My friend, Father Coen, had no trouble believing in the Resurrection, the Transfiguration, the Ascension, transubstantiation and eternal life. But he couldn't buy the simple fact that a lone bird flying in a barely open window on a cold November day was a sign that my mother was safe and that she had found a way to tell me.
I guess he didn't need signs. His faith was that strong. He buried his father, mother, brothers, all but one sister and his best friend. And he never doubted where they went.
But I doubted.
After my mother died, after I told her it was OK for her to leave, I was terrified that it wasn't. What if the world she had gone to was worse than the one she left? What if she were still in pain, only afraid and alone now, too? I remembered being a child and coming home from a horror movie, certain that the monster was stalking me. I wanted to wake my mother. I wanted her arms around me. Instead I went to my room. But it was only later, when I crept downstairs and lay in the bed beside her, that the monster disappeared.
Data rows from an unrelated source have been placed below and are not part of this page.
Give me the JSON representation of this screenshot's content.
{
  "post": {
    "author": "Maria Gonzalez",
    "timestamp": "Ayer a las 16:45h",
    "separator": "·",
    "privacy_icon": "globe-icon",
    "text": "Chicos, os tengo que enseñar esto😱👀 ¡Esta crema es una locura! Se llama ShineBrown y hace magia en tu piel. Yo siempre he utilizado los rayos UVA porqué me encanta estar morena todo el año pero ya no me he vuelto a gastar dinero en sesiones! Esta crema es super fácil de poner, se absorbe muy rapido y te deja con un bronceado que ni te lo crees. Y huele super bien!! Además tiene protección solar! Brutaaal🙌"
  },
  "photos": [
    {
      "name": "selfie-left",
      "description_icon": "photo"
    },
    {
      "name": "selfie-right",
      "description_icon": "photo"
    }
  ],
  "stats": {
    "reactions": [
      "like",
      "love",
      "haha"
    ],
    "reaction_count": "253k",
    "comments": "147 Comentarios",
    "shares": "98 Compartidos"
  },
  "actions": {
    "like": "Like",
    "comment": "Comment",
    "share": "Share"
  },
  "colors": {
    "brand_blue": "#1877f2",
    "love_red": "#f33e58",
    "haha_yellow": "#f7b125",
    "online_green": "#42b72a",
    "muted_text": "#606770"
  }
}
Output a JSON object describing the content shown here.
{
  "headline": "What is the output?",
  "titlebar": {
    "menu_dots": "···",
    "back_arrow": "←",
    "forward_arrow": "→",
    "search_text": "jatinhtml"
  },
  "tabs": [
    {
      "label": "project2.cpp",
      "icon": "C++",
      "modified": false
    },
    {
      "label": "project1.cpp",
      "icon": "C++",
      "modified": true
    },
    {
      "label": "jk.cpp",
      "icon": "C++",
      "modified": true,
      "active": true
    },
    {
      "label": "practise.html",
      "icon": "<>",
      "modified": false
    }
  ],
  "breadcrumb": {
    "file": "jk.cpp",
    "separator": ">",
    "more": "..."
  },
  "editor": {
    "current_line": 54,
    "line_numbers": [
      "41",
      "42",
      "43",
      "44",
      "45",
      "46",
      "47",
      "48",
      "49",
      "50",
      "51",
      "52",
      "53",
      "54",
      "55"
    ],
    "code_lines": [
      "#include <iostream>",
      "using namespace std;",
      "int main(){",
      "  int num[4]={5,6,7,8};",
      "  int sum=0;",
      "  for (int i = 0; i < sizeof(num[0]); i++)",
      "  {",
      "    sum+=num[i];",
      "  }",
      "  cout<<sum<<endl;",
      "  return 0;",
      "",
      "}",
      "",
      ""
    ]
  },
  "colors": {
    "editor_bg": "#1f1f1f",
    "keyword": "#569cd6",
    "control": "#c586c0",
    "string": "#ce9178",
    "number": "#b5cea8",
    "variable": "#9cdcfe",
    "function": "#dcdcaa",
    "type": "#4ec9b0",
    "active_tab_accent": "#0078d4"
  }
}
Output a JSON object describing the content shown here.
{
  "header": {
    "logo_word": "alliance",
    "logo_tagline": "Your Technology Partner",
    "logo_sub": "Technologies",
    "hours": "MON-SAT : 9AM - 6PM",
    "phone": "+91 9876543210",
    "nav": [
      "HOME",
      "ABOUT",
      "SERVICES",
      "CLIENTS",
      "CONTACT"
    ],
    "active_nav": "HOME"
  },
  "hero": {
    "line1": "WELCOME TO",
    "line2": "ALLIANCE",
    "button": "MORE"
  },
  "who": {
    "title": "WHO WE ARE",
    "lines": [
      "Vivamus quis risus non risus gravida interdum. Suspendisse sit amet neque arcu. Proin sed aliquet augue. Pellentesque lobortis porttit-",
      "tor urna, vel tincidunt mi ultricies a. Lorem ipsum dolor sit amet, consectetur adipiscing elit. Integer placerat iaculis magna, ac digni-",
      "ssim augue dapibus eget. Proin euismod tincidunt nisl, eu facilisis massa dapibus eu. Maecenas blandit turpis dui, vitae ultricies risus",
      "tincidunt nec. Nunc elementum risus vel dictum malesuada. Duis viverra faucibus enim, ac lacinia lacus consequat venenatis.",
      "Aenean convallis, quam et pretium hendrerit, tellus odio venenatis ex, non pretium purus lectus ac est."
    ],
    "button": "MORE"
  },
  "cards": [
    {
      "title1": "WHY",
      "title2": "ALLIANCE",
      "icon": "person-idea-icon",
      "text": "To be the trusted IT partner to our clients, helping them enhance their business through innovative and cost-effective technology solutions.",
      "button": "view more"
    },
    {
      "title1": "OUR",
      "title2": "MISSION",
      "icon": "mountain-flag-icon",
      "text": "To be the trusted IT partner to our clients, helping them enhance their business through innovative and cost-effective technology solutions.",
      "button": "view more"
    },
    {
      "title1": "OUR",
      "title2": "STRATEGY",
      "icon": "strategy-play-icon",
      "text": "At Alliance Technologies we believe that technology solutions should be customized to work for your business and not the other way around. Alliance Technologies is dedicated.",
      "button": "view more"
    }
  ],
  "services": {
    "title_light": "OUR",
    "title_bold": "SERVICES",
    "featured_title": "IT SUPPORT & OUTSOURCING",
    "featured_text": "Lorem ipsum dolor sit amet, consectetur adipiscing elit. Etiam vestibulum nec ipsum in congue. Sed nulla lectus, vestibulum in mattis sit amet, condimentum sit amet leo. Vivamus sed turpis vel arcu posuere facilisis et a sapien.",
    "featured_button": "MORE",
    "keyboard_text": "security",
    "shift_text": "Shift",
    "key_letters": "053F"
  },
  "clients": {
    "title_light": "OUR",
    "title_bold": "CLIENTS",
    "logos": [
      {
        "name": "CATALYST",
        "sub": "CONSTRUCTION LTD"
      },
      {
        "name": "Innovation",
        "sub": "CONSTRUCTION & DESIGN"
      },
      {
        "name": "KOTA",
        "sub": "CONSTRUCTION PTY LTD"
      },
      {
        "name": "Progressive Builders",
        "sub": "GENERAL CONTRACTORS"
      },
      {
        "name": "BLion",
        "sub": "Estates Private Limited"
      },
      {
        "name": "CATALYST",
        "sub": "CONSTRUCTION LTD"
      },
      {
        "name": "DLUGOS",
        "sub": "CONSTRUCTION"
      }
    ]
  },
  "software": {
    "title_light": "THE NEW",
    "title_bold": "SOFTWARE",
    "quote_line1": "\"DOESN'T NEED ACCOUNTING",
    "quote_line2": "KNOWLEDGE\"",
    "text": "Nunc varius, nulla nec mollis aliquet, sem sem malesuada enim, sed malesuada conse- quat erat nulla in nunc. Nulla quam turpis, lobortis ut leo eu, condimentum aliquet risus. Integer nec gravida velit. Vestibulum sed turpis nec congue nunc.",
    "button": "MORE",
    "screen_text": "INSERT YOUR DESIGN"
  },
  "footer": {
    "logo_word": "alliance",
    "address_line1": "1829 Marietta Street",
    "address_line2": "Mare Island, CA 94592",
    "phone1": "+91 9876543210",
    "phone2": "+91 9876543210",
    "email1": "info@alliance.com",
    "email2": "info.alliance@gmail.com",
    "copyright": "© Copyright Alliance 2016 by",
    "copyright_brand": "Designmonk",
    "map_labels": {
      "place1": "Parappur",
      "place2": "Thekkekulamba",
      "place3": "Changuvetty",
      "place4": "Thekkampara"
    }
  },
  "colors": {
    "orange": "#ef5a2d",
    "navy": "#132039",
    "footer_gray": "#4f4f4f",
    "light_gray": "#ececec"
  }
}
Now I was the adult and my mother was the one alone somewhere. What if she were scared? And worse - what if she couldn't come to me?
The bird had always been a joke with us. "So when you're dead, Mom, are you going to fly in my window?" "If I can," she said.
Five days after she died, she did. She flew in. She flew out. And she flew away. But the bird was just a bird to Father Coen.
Faith is believing in the unseen. He had faith. He didn't need proof. But I did. I was certain that after he died, I would hear from him, that he would come to me in some way, because he knew I needed this. And because we talked every Tuesday night I was sure he would come on a Tuesday.
I waited. I hoped. But he didn't come. Then last Tuesday I was talking to someone from Watertown and St. Patrick's. And because Father Coen was from Watertown and St. Patrick's, the story spilled out. "I called him every Tuesday night no matter where he was and no matter where I was. And every Tuesday still, I think I'll hear from him. It's ridiculous but I keep waiting for a sign."
Less than an hour later, I got one. He would shake his head and say I didn't. But I know better. His friend called out of the blue to tell me about someone who was looking for a column I wrote months ago. "He said it had something to do with a woman making regular phone calls to a priest. He asked me to ask you for it."
That column begins like this: "I called him every Tuesday night no matter where he was and no matter where I was." A phone call about THIS column on a Tuesday? Chance? Coincidence? Or something more? It wasn't a choir of angels or an apparition or even a dream. It was, instead, just what it always was when he was here - a simple phone call, an ordinary hello.
Father Coen would raise his eyebrows and brush off this story. And I would chide him and say that for a man of faith he was a real skeptic.
He never believed in signs, but I do. And for me this was one.